Notice the shape of the pseudo-inverse:

```
piX.shape
```

```
(2, 12)
```

Now let’s make some data to fit to. We will draw some samples from the standard normal distribution.

```
# Random number generator.
rng = np.random.default_rng()
# 12 random numbers from normal distribution, mean 0, std 1.
y_0 = rng.normal(size=12)
y_0
```

```
array([-0.27, -1.37, -0.84, 0.53, 0.42, 1.5 , -1.23, -0.14, -0.64,
1.54, -1.94, -1.33])
```

```
beta_0 = piX @ y_0
beta_0
```

```
array([-0.2 , -0.31])
```

We can fit this same design to another set of data, using our already-calculated pseudo-inverse.

```
y_1 = rng.normal(size=12)
y_1
```

```
array([ 0.81, -0.44, 0.34, -0.25, -1. , -1.52, 1.38, -1.84, -0.32,
-0.81, -0.82, 1.28])
```

```
beta_1 = piX @ y_1
beta_1
```

```
array([-0.12, -0.27])
```

And another!:

```
y_2 = rng.normal(size=12)
beta_2 = piX @ y_2
beta_2
```

```
array([-0.42, -0.59])
```

Now the trick. Because of the way that matrix multiplication works, we can fit to these three sets of data with the one single matrix multiply:

```
# Stack the data vectors into columns in a 2D array.
Y = np.vstack((y_0, y_1, y_2)).T
Y
```

```
array([[-0.27, 0.81, 0.87],
[-1.37, -0.44, -0.81],
[-0.84, 0.34, -2.19],
[ 0.53, -0.25, -0.33],
[ 0.42, -1. , -1.35],
[ 1.5 , -1.52, 1.35],
[-1.23, 1.38, -0.12],
[-0.14, -1.84, 1.02],
[-0.64, -0.32, -1.82],
[ 1.54, -0.81, -1.57],
[-1.94, -0.82, -0.67],
[-1.33, 1.28, -1.47]])
```

```
betas = piX @ Y
betas
```

```
array([[-0.2 , -0.12, -0.42],
[-0.31, -0.27, -0.59]])
```

Notice some features of the `betas`

array:

There is one

*row*per*column in the design X*.There is one

*column*per*column in the data Y*.The first

*row*of`betas`

contains the parameters corresponding to the first*column*of the design.
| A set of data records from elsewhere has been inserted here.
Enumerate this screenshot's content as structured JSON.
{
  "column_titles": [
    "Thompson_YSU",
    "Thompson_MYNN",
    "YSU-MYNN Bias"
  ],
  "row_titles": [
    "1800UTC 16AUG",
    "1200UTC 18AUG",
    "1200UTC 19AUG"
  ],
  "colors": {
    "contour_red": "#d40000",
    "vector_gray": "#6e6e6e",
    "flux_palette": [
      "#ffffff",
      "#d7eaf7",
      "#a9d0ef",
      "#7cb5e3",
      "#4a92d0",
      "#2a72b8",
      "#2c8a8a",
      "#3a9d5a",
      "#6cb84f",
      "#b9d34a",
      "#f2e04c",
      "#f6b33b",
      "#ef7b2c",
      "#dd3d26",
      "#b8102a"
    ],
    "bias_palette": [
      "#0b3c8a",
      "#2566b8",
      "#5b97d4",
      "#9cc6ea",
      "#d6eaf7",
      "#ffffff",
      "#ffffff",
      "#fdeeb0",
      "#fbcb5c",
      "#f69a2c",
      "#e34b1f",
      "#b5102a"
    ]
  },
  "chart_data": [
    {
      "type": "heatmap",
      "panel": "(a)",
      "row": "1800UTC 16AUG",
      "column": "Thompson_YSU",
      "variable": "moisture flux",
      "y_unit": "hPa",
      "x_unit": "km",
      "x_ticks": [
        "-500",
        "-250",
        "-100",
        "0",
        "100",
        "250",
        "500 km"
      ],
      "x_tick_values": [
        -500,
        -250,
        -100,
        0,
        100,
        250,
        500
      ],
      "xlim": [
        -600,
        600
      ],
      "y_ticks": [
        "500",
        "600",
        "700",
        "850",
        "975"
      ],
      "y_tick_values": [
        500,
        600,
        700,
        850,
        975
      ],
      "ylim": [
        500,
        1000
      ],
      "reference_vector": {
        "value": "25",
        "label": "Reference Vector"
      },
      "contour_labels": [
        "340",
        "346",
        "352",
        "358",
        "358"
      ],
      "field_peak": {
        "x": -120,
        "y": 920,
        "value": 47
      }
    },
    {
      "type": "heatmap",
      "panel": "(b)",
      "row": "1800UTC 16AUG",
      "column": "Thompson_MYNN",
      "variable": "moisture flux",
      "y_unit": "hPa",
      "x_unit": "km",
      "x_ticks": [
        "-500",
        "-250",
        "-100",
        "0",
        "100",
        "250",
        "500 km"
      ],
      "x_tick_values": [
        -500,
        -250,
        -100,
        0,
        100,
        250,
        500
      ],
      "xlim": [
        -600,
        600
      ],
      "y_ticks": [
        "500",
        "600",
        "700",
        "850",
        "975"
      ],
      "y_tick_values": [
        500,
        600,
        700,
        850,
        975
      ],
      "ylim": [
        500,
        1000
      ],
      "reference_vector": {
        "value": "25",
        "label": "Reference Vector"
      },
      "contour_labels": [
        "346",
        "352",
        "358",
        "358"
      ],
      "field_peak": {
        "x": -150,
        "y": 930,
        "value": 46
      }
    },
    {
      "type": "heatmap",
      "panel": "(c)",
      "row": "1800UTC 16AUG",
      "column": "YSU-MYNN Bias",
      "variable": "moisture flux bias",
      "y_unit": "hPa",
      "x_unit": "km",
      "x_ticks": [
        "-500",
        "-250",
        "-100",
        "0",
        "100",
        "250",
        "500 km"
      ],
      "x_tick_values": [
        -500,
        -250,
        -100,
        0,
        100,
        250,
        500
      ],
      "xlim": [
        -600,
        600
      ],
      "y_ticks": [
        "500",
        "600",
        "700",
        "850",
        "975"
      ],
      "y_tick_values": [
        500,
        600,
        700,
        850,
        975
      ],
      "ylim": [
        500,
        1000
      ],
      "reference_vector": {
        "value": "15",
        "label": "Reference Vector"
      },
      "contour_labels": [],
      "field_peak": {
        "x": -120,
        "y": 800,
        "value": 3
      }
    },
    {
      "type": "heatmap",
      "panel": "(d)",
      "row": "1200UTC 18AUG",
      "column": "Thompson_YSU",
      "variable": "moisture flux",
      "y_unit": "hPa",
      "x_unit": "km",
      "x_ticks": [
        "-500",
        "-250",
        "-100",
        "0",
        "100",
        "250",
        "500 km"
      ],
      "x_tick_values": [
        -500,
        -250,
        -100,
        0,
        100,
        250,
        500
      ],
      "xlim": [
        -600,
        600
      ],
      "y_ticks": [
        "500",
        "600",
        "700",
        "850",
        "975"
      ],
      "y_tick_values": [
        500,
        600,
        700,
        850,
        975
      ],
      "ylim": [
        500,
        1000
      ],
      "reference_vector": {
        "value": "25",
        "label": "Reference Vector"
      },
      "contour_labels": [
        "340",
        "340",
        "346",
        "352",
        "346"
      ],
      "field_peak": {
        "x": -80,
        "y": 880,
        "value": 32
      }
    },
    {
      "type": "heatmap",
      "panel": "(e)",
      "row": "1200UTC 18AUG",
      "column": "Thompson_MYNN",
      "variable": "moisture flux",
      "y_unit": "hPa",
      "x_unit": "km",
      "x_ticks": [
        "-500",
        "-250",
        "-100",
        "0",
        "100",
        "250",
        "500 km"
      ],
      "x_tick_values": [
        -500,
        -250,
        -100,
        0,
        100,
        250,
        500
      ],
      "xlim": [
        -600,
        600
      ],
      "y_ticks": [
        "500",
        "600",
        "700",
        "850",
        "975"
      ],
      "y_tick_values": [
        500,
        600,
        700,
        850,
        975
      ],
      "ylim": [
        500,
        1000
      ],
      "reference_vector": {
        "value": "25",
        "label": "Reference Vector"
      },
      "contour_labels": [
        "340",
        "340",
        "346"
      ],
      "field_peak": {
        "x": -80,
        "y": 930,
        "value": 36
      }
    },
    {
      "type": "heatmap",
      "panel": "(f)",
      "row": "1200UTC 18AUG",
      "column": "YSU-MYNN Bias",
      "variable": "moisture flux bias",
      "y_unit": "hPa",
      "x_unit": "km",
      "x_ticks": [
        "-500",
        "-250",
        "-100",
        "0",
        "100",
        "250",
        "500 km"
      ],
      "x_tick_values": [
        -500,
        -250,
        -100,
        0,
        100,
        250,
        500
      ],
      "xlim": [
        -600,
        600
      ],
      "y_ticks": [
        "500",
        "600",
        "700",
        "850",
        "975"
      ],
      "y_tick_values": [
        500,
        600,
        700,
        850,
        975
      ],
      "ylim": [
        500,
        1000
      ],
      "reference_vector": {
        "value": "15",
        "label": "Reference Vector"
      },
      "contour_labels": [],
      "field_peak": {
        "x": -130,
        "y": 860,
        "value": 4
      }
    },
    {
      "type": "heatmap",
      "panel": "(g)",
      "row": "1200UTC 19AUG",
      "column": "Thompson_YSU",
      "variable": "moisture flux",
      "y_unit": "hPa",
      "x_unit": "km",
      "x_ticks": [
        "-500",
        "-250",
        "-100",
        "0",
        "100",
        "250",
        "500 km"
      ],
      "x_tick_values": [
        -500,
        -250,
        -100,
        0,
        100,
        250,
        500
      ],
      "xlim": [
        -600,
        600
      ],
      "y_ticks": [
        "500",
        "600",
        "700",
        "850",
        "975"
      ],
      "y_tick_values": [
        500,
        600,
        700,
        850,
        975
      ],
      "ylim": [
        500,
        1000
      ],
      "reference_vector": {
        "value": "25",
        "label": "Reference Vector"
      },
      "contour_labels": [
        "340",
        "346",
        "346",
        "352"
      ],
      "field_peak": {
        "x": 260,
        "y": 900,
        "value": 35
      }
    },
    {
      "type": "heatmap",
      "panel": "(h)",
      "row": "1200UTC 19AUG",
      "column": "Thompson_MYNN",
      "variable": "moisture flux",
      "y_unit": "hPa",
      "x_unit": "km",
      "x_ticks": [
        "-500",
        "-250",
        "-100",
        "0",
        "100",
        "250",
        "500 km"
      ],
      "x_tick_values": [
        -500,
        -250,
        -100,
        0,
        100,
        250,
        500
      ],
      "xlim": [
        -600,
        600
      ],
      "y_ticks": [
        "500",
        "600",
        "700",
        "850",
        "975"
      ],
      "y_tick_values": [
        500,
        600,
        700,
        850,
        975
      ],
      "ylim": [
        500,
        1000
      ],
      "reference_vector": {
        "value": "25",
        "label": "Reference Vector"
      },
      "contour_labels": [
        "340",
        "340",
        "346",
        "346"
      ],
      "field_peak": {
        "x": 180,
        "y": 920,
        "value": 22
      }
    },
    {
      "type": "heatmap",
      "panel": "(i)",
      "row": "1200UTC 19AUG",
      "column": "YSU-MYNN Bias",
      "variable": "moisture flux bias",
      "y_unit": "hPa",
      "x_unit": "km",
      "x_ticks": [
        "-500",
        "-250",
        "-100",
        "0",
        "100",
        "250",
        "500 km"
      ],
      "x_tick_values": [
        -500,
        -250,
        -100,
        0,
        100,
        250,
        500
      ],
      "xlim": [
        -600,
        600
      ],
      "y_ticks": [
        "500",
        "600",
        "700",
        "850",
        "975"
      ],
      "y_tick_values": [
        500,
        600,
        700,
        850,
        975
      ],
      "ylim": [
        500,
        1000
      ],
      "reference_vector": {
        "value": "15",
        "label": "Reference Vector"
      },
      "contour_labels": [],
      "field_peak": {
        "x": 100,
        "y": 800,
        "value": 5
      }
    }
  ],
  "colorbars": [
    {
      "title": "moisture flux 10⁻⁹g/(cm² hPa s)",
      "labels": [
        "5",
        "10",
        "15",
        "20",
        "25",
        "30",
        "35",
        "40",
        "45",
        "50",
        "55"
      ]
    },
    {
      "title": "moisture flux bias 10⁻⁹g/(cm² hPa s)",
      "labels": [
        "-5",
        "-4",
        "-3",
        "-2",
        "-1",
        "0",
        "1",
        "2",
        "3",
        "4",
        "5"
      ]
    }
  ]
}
The first row therefore contains the*slope*parameters.The second row contains the parameters corresponding to the second

*column*of the design. The second row therefore contains the*intercept*parameters.The first

*column*of`betas`

contains the slope, intercept for the first data vector`y_0`

.

Of course this trick will work for any number of columns of Y.

This trick is important because it allows us to estimate the same design on huge number of data vectors very efficiently. In imaging, this is useful because we can arrange our image data in a one row per volume, one column per voxel array, and use technique here for very fast estimation.